Parveen Banu has been working as a domestic worker for the past nine years.
As the sun begins to cast its first light over Dhaka, she runs to her work so that the people she works for get a good start to their morning.
The 37-year-old woman is one of the thousands of domestic workers who work as a silent force that propels the city forward, yet remain in the shadows of societal acknowledgment.
Without a formal education, she, along with her rickshaw-puller husband, is forced to work tirelessly every day, with minimal time off, to ensure food is on the table every day.
“I work all day long to fulfil my needs. Yet, it's challenging to balance my expenditures and income at the end of the day," says Parvin Banu.
She starts her day by heading to people's houses early in the morning. “I have my breakfast at the first place of work to save money, as I work all day. I also have lunch at people's houses," she added.
Her husband, a rickshaw puller battling health issues, contributes an income of Tk200 per day. Parvin, however, stands as the linchpin of their household, a role that became even more crucial when the pandemic cast a long shadow over their lives.
Life was easier for Parvin when she lived in her hometown at Homna upazila in Comilla during the pandemic. However, due to economic constraints, she had to return to Dhaka this year.
The once steady flow of income, around Tk20,000 per month, dwindled to a mere Tk12,000, leaving the couple grappling with the harsh realities of reduced opportunities.
With the rising cost of daily essentials, the choice between paying rent or putting food on the table is a daily conundrum that defines their existence.
Their small rented house costs Tk3,000 per month. “I give a major part of my salary to house rent, which is more expensive than buying food. Managing money for food is also not easy due to the steep rise in prices,” she said.
Price hikes presented significant challenges for her family, limiting their access to certain foods. Parvin had only been able to afford fish three times in the last two months.

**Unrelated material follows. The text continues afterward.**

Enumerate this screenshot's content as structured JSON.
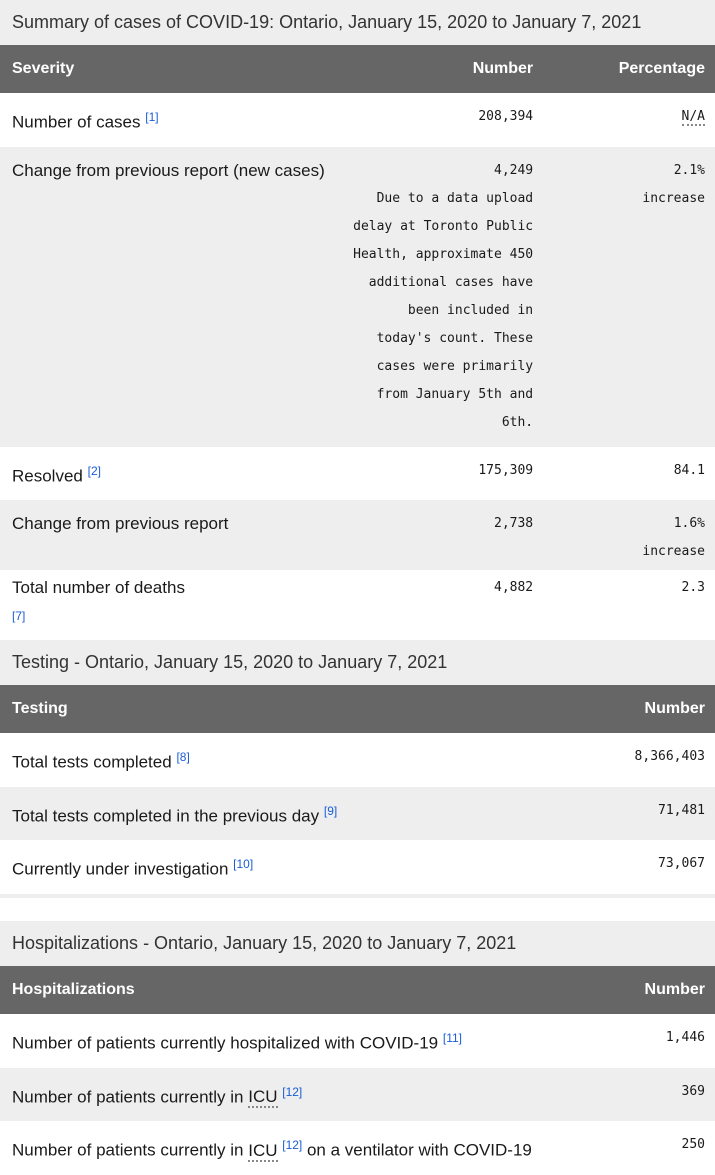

Due to these challenges, Parvin is sticking to buying only vegetables and pulses worth Tk1,000 a week, not having the chance to buy fish and meat.
As she mentioned, the last time she was able to have beef was during the last Eid-ul-Azha, while the taste of chicken had faded from her memory.
Her market visits thus involve careful budgeting to address their dietary needs while grappling with the impact of rising prices, a common scenario for many lower-income people in the country.